Antibacterial Activity Prediction Model of Traditional Chinese Medicine Based on Combined Data-Driven Approach and Machine Learning Algorithm: Constructed and Validated

Front Microbiol. 2021 Nov 22:12:763498. doi: 10.3389/fmicb.2021.763498. eCollection 2021.

Abstract

Traditional Chinese medicines (TCMs), as a unique natural medicine resource, were used to prevent and treat bacterial diseases in China with a long history. To provide a prediction model of screening antibacterial TCMs for the design and discovery of novel antibacterial agents, the literature about antibacterial TCMs in the China National Knowledge Infrastructure (CNKI) and Web of Science database was retrieved. The data were extracted and standardized. A total of 28,786 pieces of data from 904 antibacterial TCMs were collected. The data of plant medicine were the most numerous. The result of association rules mining showed a high correlation between antibacterial activity with cold nature, bitter and sour tastes, hemostatic, and purging fire efficacies. Moreover, TCMs with antibacterial activity showed a specific aggregation in the phylogenetic tree; 92% of them came from Tracheophyta, of which 74% were mainly concentrated in rosids, asterids, Liliopsida, and Ranunculales. The prediction models of anti-Escherichia coli and anti-Staphylococcus aureus activity, with AUC values (the area under the ROC curve) of 77.5 and 80.0%, respectively, were constructed by the Neural Networks (NN) algorithm after Bagged Classification and Regression Tree (Bagged CART) and Linear Discriminant Analysis (LDA) selection.

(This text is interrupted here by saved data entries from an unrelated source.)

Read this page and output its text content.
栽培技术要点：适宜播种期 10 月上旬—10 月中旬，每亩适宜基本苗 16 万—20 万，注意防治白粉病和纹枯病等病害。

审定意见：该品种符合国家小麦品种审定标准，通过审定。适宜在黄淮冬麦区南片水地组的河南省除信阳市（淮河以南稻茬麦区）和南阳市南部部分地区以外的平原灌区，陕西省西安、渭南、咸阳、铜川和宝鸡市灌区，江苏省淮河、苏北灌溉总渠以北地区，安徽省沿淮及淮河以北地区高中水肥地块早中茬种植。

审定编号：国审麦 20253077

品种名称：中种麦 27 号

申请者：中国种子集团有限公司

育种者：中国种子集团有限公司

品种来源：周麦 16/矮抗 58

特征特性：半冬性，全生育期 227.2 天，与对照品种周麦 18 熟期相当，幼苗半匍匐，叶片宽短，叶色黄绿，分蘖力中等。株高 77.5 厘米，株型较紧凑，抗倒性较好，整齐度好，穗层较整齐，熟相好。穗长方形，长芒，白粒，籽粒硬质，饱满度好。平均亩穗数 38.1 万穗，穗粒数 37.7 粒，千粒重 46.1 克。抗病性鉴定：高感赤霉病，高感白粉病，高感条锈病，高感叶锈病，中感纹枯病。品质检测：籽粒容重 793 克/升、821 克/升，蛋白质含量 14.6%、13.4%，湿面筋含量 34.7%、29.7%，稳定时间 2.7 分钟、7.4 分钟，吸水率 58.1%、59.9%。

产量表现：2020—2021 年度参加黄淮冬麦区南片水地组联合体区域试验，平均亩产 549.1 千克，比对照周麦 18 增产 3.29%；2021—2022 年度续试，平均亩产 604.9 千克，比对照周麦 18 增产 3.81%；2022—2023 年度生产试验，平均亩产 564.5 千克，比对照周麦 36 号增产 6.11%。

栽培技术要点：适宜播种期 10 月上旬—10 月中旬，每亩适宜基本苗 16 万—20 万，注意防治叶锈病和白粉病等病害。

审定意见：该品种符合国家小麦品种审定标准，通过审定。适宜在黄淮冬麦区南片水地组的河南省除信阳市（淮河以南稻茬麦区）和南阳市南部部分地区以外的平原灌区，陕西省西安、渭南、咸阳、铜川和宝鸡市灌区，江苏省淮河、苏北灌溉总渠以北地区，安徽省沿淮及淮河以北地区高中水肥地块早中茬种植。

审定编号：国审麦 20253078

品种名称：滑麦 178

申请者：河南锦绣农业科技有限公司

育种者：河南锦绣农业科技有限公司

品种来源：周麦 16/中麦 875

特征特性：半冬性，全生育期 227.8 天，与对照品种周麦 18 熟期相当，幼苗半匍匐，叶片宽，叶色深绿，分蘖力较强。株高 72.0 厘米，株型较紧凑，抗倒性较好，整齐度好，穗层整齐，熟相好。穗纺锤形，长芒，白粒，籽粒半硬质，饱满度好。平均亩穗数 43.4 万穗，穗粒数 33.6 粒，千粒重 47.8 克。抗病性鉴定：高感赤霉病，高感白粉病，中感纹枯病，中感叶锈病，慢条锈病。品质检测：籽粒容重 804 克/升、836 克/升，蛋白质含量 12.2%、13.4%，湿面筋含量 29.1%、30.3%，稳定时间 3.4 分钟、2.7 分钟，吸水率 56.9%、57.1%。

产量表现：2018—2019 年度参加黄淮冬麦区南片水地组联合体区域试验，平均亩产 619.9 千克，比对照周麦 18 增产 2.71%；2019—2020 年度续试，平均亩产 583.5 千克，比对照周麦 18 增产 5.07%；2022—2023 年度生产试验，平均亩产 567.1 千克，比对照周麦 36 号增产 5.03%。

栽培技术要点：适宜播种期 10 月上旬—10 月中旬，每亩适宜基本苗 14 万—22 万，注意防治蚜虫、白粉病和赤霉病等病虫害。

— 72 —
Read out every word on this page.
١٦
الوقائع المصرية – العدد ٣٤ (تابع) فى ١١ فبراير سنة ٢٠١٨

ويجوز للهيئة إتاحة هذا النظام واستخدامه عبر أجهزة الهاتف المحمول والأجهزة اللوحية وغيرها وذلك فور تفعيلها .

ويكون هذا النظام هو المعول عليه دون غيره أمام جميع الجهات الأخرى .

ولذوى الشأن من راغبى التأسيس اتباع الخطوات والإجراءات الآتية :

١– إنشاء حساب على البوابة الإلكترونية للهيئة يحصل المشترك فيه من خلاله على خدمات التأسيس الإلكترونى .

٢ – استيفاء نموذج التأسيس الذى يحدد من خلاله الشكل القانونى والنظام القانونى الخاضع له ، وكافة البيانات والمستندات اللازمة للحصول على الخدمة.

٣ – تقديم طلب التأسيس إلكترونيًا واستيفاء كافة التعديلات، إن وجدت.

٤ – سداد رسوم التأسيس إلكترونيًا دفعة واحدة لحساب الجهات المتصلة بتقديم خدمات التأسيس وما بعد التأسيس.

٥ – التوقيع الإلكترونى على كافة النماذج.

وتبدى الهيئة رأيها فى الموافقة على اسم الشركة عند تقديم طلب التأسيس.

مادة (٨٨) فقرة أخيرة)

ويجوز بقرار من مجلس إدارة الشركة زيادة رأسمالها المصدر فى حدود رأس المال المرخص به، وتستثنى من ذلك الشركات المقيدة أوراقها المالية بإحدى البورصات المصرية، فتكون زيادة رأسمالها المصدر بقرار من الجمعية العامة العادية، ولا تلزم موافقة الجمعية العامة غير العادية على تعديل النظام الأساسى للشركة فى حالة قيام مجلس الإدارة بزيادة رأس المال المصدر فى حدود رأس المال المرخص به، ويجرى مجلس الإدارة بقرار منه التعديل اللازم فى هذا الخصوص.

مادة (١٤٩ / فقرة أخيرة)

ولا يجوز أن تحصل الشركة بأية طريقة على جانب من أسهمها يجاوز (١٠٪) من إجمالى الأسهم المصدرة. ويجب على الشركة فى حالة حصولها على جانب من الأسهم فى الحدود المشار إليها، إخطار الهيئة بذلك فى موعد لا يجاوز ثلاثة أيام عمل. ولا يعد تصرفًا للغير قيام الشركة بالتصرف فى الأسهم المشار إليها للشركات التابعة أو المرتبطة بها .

The in vitro experimental results showed the prediction accuracy of these two models was 75 and 60%, respectively. Four TCMs (Cirsii Japonici Herba Carbonisata, Changii Radix, Swertiae Herba, Callicarpae Formosanae Folium) were proposed for the first time to show antibacterial activity against E. coli and/or S. aureus. The results implied that the prediction model of antibacterial activity of TCMs based on properties and families showed certain prediction ability, which was of great significance to the screening of antibacterial TCMs and can be used to discover novel antibacterial agents.

Keywords: antibacterial activity; distribution law; machine learning; model construction; traditional Chinese medicine (TCM).